Harman has finally removed any hint of ontic appropriation or absurd taxonomy of beings from Heidegger’s mysterious das Geviert (fourfold/quadrate). What this means is that we can start having serious conversations about this later work and not snigger behind his back at the obscurantist later moments of Heidegger. The result of this is very important for tool-being as it helps to remove Heidegger from the hoards of linguistic philosophers who have pounced on his later writings on language. Harman makes it clear, Heidegger can teach us as much about non-language as he can about language (if you remember, ‘silence speaks’, apparently). His position can be summed up as this: the speaking of language summons the differentiation of the onefold of the world and thing, but is not the only thing that does so, and so shouldn’t hold a higher ontological importance than non-language in the questioning of being.

Zizek is a tougher nut to crack, although he necessarily has to be ousted. He too prioritizes the human subject as that which has an ontological passport to reality. However, Harman, like a bully in a playground, pushes Zizek out the way to grab Zizek’s flashy theoretical toy: retroactive causation. Harman however wields it not to gather all the other kids in the playground to marvel at it, but strides out into a vast jungle of objects: retroactive causation is a global ontological structure. The Real is that which is the gap between what is revealed and concealed by all objects where objects fantasies the ‘what is’ of other objects in specific configurations, contrary to their unknown depths. For example, not only do I fantasize my relation to other people by thinking they are complete beings who are what they display, but objects interact with other objects, deny their depths and engages in a phantasmatic relation to that object as a projection of its own desires. Abstraction is something all objects do, it is not unique to human Dasein.
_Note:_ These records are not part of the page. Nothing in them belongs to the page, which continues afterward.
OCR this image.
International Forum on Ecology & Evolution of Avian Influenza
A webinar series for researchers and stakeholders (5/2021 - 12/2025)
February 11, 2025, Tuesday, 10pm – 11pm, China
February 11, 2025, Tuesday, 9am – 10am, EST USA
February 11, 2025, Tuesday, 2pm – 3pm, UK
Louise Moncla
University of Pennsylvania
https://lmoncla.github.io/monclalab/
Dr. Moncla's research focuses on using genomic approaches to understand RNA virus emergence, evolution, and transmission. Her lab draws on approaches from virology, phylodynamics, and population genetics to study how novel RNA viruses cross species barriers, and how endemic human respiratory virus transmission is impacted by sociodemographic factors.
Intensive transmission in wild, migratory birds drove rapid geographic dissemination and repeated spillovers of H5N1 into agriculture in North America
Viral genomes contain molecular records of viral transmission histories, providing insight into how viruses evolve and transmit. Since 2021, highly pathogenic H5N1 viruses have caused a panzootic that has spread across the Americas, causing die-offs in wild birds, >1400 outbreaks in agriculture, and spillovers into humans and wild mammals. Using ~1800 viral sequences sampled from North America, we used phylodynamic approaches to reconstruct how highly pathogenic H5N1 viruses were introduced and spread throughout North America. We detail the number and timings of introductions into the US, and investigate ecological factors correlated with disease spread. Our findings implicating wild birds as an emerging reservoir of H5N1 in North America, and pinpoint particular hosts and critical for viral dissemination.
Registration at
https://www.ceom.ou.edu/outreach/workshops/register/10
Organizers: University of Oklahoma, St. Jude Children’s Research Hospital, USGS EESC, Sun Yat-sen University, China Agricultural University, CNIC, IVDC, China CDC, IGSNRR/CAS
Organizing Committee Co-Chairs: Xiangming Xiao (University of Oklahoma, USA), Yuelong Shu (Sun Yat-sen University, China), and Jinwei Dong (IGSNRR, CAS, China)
What we are left with are Harman’s best friends: Levinas, Zubiri, Ortega y Gasset and Whitehead who encircle the now born-again realist of Heidegger. They join him for what look like his first tentative steps towards an object-oriented philosophy that he is still building. I have not yet read ‘Guerilla Metaphysics’, but I’ve read ‘Prince of Networks’, so I can see how the questions he left at the end of ‘Tool-being’ have been taken up fiercely in his recent work. For me, one serious consequence of Harman’s analysis is how he treats Heidegger’s work on technology. But I will leave that for another post. In conclusion, if you want to ‘get’ Heidegger (and become very unpopular with many Heideggerian’s in doing so), if you want to be part of a new wave of exciting philosophy now optimistically called ‘the speculative turn’, read this book.